A collaborative relationship between therapist and patient are goals shared by motivational interviewing (MI) and interpersonal psychotherapy. With MI, therapists work with ambivalent patients to see how conflicting goals prevent them from living their best lives. Through adopting a supportive, respectful, non-confrontational approach, the therapist can help the individual find the motivation to change their behavior. According to both theories, patients have good reasons for not wanting to change. Providing validation and empathy for those reasons is a critical step in helping patients reduce shame and increase their willingness to want to change.
Interpersonal therapy places a strong emphasis on building a trusting, emotionally safe and authentically connected therapeutic relationship. Active listening, empathy, validation, an egalitarian approach and selective self-disclosure help to foster a corrective emotional experience in the relationship. There is also an emphasis on techniques that help the patient connect with present moment and inner experience, while paying particular attention to emotions.

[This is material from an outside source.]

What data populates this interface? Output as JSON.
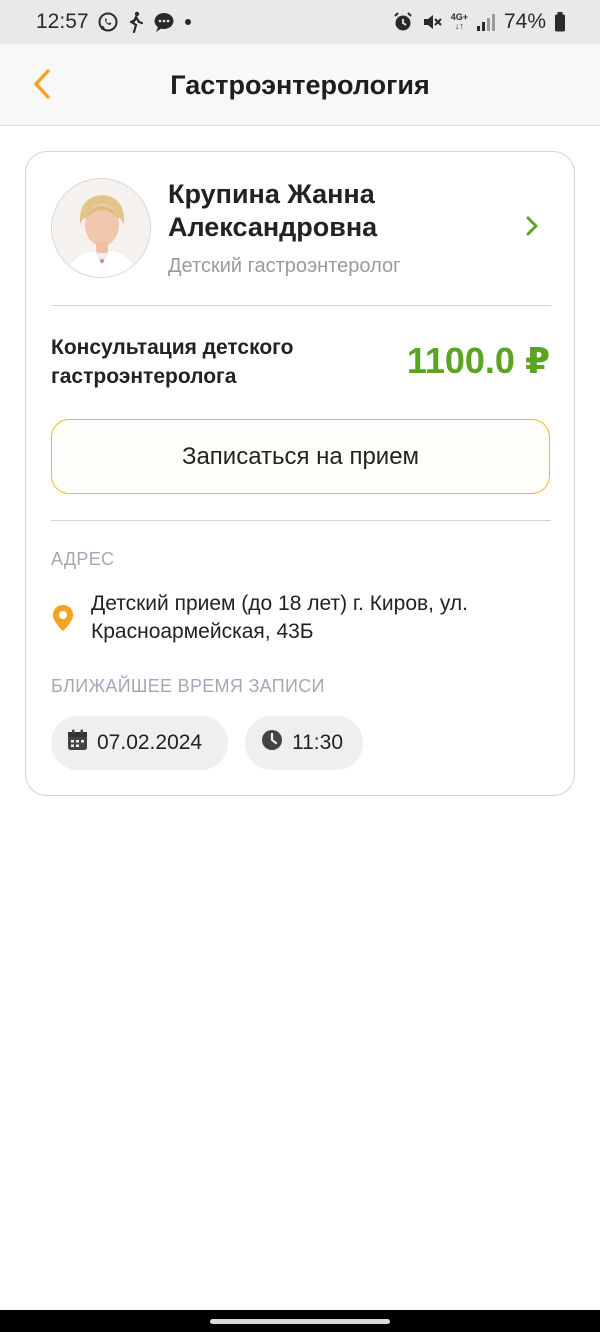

Feelings of depression can follow major changes in life. Techniques were developed to manage four categories: unresolved grief, role transitions (life changes that require new roles—divorce, disease diagnosis, job change), interpersonal role disputes (often stemming from differing role expectations); and interpersonal deficits (inadequate or unsupportive interpersonal relationships, the absence of a fulfilling relationship or a major life event).
Therapists often ask about family, social and relational history. They may "check in" frequently with what the patient is thinking/feeling/remembering in the immediate moment of the session. If the patient brings forward indications of some sort of conflict or reaction to what the therapist is doing in session, the therapist will often focus on this as an opportunity to practice healthy communication and attachment in the here-and-now of the session.
One of the goals of interpersonal work is to help patients translate what they are learning in therapy to their relationships. So we may suggest the patient acknowledge mixed feelings and experiment with new ways of relating to loved ones—always in a collaborative manner and when the patient feels ready.
IPT is one of many therapies offered at Hazelden Betty Ford's treatment centers.